What kind of exercise to do?
Ideally you want to work on strength and postural re-balancing, which is why Pilates is often recommended to new mums. I know you want to burn of those extra couple of kgs that are hanging around too, but high impact exercise isn’t recommended straight away as your body is still healing from the birth and besides do you really want to jump around with those milk-laden boobs? But weight training is definitely a good idea if you get some advice from a trainer, and even modified HIIT Training can be ok – again a good trainer can help you out.

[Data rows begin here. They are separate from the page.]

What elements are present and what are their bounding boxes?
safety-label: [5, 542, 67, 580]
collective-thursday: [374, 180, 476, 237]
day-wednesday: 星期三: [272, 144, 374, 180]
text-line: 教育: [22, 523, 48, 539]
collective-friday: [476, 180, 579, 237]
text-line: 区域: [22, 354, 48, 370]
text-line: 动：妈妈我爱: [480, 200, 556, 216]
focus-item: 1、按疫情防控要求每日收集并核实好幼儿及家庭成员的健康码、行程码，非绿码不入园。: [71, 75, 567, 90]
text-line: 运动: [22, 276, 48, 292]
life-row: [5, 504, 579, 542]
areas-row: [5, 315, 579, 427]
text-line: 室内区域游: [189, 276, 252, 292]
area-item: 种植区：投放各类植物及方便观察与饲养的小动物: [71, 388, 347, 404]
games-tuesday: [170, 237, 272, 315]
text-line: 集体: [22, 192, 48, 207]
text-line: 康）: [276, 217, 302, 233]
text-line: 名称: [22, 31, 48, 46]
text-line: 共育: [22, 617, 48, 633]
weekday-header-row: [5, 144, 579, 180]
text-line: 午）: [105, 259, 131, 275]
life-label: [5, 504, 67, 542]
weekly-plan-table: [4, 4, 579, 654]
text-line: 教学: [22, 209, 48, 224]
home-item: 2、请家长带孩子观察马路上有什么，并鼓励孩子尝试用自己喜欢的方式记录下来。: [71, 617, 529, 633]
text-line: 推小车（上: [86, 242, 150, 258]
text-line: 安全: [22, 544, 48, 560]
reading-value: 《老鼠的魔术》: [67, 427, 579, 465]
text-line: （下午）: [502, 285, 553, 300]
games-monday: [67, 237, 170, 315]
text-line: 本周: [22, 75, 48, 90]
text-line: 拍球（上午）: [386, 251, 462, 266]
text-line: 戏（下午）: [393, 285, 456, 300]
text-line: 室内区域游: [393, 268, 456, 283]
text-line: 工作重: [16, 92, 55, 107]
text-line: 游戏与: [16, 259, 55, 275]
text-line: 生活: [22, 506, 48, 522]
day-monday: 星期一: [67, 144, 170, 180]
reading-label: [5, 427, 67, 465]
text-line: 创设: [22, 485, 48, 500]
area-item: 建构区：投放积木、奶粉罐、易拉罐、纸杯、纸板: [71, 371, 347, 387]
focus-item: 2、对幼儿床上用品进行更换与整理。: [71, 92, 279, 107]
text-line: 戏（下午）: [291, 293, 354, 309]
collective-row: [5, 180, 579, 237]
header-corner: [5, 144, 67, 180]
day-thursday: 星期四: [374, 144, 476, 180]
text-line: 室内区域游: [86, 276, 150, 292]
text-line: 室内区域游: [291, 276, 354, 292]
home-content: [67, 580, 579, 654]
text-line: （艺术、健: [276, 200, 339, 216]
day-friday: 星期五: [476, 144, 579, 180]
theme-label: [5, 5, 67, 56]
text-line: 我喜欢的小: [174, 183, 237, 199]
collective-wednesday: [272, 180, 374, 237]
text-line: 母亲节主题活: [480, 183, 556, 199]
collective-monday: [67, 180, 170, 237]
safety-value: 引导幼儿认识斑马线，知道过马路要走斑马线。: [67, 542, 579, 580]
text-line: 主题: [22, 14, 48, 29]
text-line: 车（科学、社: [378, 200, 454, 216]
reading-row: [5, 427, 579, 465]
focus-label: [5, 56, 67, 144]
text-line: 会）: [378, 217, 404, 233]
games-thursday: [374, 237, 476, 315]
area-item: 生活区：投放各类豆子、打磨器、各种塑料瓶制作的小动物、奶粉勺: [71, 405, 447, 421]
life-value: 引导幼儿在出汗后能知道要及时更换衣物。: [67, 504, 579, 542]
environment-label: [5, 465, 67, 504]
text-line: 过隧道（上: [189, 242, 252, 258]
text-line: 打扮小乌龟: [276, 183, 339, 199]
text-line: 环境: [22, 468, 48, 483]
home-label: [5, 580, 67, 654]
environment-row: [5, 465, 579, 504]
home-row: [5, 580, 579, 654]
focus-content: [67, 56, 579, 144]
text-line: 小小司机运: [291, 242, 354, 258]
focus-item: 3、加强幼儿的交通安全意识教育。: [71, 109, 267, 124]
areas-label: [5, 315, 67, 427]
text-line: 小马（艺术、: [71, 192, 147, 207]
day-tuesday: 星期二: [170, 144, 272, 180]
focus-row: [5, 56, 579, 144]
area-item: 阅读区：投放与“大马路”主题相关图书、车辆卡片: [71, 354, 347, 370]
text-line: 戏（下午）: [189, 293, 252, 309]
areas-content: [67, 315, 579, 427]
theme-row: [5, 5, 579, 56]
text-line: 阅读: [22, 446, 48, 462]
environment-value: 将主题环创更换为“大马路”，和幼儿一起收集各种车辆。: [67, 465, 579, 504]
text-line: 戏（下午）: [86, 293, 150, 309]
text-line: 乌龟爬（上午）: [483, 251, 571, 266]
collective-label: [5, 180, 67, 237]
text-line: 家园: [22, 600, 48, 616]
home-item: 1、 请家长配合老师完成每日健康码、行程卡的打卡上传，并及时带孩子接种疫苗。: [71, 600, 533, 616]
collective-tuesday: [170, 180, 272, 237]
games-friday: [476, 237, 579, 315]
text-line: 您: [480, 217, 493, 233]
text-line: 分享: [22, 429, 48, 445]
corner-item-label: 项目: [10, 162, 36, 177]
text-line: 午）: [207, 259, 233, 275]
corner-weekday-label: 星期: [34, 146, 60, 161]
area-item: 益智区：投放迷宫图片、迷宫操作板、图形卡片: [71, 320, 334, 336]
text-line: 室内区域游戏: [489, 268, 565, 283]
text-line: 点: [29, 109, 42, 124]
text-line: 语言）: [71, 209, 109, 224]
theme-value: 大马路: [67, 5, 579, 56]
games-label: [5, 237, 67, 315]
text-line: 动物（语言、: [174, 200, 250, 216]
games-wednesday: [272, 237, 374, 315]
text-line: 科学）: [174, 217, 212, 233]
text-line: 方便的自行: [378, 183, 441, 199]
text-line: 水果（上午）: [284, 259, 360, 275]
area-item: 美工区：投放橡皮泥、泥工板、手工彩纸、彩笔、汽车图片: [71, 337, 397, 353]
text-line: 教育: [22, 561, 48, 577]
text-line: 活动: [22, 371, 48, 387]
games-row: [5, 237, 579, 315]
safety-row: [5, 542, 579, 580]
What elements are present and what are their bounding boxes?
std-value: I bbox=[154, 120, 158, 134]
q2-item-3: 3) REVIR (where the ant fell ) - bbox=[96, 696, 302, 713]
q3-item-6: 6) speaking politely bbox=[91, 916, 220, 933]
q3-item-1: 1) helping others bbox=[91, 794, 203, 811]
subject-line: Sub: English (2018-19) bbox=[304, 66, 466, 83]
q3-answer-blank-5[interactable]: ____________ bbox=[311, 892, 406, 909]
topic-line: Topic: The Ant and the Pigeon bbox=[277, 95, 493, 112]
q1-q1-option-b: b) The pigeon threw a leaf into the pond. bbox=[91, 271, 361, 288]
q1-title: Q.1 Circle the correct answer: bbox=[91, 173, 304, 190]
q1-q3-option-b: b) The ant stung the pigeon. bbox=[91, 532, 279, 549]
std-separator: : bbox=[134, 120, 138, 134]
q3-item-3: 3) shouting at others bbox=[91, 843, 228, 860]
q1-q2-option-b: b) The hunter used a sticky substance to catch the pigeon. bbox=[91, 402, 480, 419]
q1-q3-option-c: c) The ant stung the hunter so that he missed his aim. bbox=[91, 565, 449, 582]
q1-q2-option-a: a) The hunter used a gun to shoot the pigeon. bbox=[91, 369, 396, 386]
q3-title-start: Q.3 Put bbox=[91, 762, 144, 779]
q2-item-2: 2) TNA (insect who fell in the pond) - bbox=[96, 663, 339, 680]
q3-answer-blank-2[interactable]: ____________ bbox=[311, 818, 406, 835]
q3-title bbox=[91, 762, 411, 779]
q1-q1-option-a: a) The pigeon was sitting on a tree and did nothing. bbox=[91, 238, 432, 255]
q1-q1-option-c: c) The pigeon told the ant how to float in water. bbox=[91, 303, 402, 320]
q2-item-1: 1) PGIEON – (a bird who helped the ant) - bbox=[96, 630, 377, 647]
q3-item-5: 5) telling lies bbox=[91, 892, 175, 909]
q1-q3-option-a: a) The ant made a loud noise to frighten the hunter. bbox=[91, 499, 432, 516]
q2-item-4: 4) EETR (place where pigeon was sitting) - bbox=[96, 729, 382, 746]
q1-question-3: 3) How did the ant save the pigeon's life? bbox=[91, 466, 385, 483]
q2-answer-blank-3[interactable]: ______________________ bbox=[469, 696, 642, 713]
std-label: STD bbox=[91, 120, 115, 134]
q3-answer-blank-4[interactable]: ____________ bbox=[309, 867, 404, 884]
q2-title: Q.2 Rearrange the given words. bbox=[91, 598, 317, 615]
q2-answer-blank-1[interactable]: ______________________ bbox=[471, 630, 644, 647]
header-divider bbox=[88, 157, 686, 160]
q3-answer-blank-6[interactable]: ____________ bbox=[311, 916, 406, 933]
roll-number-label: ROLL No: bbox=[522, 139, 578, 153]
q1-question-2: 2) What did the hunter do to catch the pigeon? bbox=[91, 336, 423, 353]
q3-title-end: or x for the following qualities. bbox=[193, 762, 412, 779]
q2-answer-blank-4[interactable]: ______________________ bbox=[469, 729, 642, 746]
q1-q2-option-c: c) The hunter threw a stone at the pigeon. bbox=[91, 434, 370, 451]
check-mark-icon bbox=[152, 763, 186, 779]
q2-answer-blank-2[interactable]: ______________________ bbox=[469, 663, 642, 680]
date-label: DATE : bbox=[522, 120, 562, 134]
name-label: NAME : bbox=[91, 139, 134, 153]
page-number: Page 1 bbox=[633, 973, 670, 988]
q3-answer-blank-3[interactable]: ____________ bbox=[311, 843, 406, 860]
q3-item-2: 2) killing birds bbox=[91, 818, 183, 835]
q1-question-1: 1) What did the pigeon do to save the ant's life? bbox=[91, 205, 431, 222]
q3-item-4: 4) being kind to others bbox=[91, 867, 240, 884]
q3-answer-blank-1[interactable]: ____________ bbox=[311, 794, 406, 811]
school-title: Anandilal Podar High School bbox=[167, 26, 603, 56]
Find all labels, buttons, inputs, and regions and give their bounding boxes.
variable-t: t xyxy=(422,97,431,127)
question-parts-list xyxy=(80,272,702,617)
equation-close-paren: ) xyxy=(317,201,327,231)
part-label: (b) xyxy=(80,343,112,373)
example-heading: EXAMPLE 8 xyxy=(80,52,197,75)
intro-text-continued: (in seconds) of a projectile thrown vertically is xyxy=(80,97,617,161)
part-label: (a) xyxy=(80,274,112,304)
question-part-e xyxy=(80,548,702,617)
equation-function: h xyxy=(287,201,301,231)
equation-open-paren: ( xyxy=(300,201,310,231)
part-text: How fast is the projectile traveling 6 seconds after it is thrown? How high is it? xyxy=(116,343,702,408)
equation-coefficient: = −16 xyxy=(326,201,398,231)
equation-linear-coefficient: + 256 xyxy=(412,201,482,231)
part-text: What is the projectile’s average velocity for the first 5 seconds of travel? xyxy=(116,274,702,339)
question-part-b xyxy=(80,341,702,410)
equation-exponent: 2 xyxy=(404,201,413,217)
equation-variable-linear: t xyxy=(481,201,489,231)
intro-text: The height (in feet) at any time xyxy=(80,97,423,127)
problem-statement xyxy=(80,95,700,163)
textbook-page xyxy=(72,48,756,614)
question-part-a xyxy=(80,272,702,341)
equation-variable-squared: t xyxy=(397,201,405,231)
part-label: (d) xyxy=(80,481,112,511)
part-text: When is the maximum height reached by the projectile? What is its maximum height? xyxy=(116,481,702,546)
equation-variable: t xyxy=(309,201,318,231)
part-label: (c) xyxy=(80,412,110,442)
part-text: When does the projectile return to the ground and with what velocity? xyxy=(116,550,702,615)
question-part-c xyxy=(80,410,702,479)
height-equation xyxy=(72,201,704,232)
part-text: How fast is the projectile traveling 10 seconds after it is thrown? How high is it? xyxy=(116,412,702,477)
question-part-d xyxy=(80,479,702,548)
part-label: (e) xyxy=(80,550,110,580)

Pilates is a perfect way to increase muscle strength, metabolism and burn calories, without stressing the ligaments and joints of the body. The hormone relaxin is produced during pregnancy and creates ligament laxity to allow the structures of the body to adapt to growing the baby and birth processes. Relaxin can stay in the body for up to two years post birth and must be considered when trying to re-strengthen and add load to muscles. A light weights program using dumbbells is also a perfect way to work back towards your old strength levels, you also need to allow a bit of time, probably about 6 months. We see pictures in magazines of stars on the red carpet 2 months post partum but the reality for the rest of us is that we don’t have the resources available to be able to devote the same amount of time to diet and exercise that they can! I remember when I had my first baby it was a joy to have enough time for a shower – let alone anything else!
Tighten the core
Pilates is a great way to work towards tightening your core, delivering perfect post-natal stomach strength. Diastasis, a separation of the rectus abdominal muscle often happens during pregnancy and requires diligent “pulling in” of the abdominals when exercising or it will not heal or may even worsen. Directing the abdominals toward the spine and strengthening the deepest layers, which is a focus of pilates helps heal diastasis as well as stimulate the digestive organs and activate deep lymph nodes. This creates enhanced digestive processing and toxin removal, both factors that will increase the body’s ability to remove excess fluids and baby weight.